Das Ziel der GWÖ ist genau das abzubilden, damit eine möglichst verantwortungsvolle Wertschöpfung in der Wirtschaft möglich wird, die soziale und ökologische Auswirkungen der unternehmerischen Tätigkeit in die Unternehmensbilanz einbezieht. Wir wollen Unternehmen in Niedersachsen auf diesem Weg finanziell im Rahmen von Pilotprojekten unterstützen. Ebenso wollen wir vier Unternehmen mit Landesbeteiligung im Rahmen eines Gemeinwohl-Auditoriums bilanzieren. Das Land muss hier mit gutem Beispiel vorangehen und den innovativen Ansatz der Gemeinwohlbilanz unterstützen. Es ist ja nicht so, dass hier in Niedersachsen nicht viel passiert. Ortsgruppen der GWÖ-Initiativen entstehen und wachsen und immer mehr Unternehmen interessieren sich für die Gemeinwohlökonomie. Ich will beispielhaft die Voelkel GmbH aus Lüchow-Dannenberg nennen. Mit 350 Mitarbeiter*innen und einem Jahresumsatz von fast 90 Millionen Euro in Jahr 2020 ist der Getränkehersteller ein Großunternehmen und der erste Getränkehersteller in Deutschland, der sich einer GWÖ-Bilanzierung unterzogen hat. Wie man an diesem und anderen Trendsetter-Unternehmen sehen kann, wie auch der Sparda Bank in München, drängt die Gemeinwohlökonomie in die Mitte der Gesellschaft. Deshalb wollen wir Grüne diesen Ansatz weiter stärken und unterstützen. Ich bedaure es sehr, dass wir im Ausschuss, aber auch in Plenum fast in Endlosschleife die Debatten von vor zwanzig Jahren wiederholen müssen.

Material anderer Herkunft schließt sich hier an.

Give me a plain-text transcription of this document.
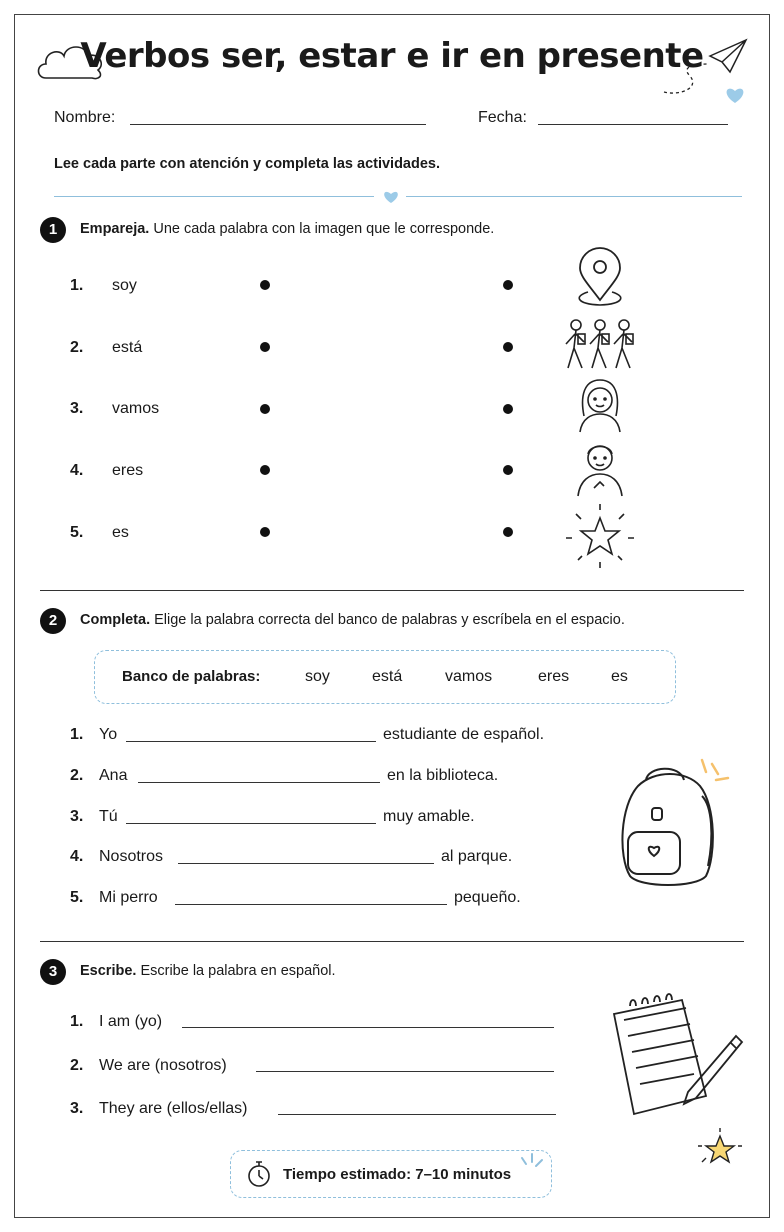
Verbos ser, estar e ir en presente
Nombre:	Fecha:
Lee cada parte con atención y completa las actividades.
1	Empareja. Une cada palabra con la imagen que le corresponde.
1. soy
2. está
3. vamos
4. eres
5. es
2	Completa. Elige la palabra correcta del banco de palabras y escríbela en el espacio.
Banco de palabras:	soy	está	vamos	eres	es
1. Yo	estudiante de español.
2. Ana	en la biblioteca.
3. Tú	muy amable.
4. Nosotros	al parque.
5. Mi perro	pequeño.
3	Escribe. Escribe la palabra en español.
1. I am (yo)
2. We are (nosotros)
3. They are (ellos/ellas)
Tiempo estimado: 7–10 minutos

Rendite ist kein Selbstzweck, die Wirtschaft muss den Menschen dienen und nicht anders herum. Und langfristig bedeutet das, dass Klimaschutz und der Schutz unserer natürlichen Lebensgrundlagen essentiell für das Fortbestehen der Menschen ist! Hier muss die Wirtschaft ihren Teil beitragen, dafür ist die GWÖ ein wichtiger Ansatz.